A lot of sources are saying to work each muscle group only once a week. How much would I lose if I worked them every 4 days, 4 compound sets and 1 isolation set each total for a muscle pair?
 

Harie

Experienced Member
Reaction score
5
collegechemistrystudent said:
That is a bit disturbing. I knew the mags just sold supplements, but I thought the workouts were good, just because I knew the diet stuff was correct. I also saw a lot of the same stuff repeated on bodybuilding.com. So even Iron Man magazine is crap?

All muscle magazines have agendas to promote their line of supplements.

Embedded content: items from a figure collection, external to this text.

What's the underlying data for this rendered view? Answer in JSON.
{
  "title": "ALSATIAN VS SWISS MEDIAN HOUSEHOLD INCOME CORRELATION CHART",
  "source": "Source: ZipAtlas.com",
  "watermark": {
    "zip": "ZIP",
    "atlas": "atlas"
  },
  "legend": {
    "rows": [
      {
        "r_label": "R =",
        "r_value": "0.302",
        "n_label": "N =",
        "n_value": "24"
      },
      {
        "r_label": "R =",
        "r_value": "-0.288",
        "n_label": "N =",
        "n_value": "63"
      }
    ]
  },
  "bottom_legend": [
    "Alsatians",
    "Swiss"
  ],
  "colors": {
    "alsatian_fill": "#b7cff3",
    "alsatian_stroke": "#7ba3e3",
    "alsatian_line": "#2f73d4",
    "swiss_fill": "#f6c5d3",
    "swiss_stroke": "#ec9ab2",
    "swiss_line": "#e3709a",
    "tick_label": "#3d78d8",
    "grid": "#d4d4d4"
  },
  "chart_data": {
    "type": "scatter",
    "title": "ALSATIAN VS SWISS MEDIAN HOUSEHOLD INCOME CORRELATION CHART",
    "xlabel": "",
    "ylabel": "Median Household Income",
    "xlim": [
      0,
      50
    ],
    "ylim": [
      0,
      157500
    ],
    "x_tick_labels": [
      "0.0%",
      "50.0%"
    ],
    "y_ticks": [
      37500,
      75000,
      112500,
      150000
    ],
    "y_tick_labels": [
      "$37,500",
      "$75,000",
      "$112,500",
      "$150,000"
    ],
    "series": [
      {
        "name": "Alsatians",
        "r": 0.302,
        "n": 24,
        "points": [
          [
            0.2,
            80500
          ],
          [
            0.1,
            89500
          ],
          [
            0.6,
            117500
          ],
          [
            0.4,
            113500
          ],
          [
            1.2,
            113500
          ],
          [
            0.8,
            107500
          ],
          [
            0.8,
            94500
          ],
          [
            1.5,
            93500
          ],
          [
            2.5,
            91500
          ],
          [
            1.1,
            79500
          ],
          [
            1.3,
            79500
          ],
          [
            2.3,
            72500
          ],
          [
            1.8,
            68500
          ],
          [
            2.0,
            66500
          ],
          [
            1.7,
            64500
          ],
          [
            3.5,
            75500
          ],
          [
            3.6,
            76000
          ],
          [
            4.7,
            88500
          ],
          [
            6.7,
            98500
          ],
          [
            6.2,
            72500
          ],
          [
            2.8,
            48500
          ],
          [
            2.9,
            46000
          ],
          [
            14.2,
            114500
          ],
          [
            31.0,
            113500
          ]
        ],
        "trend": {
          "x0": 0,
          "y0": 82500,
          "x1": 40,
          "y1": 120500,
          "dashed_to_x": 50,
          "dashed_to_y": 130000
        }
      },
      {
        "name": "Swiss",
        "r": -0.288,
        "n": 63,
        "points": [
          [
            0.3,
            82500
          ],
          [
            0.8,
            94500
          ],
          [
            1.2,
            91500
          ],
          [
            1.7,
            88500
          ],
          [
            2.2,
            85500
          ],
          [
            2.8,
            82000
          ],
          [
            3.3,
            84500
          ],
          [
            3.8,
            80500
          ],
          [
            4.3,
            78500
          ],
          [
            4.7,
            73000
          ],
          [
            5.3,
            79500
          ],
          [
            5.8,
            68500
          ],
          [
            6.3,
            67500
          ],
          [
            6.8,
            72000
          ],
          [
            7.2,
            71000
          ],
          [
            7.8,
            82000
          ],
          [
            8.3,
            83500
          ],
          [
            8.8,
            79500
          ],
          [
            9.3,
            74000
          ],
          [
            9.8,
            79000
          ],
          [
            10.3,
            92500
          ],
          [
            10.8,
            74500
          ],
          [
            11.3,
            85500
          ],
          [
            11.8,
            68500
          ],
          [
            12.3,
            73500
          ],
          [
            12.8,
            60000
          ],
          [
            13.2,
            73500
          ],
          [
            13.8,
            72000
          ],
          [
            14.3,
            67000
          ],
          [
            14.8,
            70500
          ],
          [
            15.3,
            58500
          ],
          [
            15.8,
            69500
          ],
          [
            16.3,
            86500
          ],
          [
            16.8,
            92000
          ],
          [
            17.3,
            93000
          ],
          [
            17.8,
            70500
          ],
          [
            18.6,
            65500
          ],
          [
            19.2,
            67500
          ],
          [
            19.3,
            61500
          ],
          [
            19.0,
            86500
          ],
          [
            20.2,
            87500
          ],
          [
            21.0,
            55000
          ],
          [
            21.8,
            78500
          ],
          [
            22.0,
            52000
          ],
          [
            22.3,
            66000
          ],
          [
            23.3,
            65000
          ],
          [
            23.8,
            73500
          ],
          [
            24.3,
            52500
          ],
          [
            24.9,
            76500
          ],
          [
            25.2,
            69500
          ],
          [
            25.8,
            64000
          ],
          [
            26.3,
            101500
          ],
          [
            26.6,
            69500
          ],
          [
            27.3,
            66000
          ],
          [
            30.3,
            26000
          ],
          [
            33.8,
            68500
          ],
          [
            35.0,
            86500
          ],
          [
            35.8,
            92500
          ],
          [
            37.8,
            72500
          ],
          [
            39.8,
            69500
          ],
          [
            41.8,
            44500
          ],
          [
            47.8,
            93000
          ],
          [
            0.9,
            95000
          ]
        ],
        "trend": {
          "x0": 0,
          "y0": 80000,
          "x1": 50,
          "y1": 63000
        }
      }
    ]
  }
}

Many of the muscle mags have workout routines that no one but the most advanced juiced up person should attempt. Then there's the flavor of the month routines that pretty much suck. I've read very, very few articles in any muscle mag that was worthy of my attempting it at the gym.

Usually anything by Pavel Tsatsoline (sp), who writes (maybe not anymore) for Muscle Media mag, was decent. And on his own, he's a great strength coach and has great non-traditional exercises etc.

But to build a whole exercise mentality around what you read in Flex, Muscle Media, Men's Health etc is crazy. If you're bored one week, sure, give the "latest and greatest" muscle magazine exercise routine a try, but don't make it your life.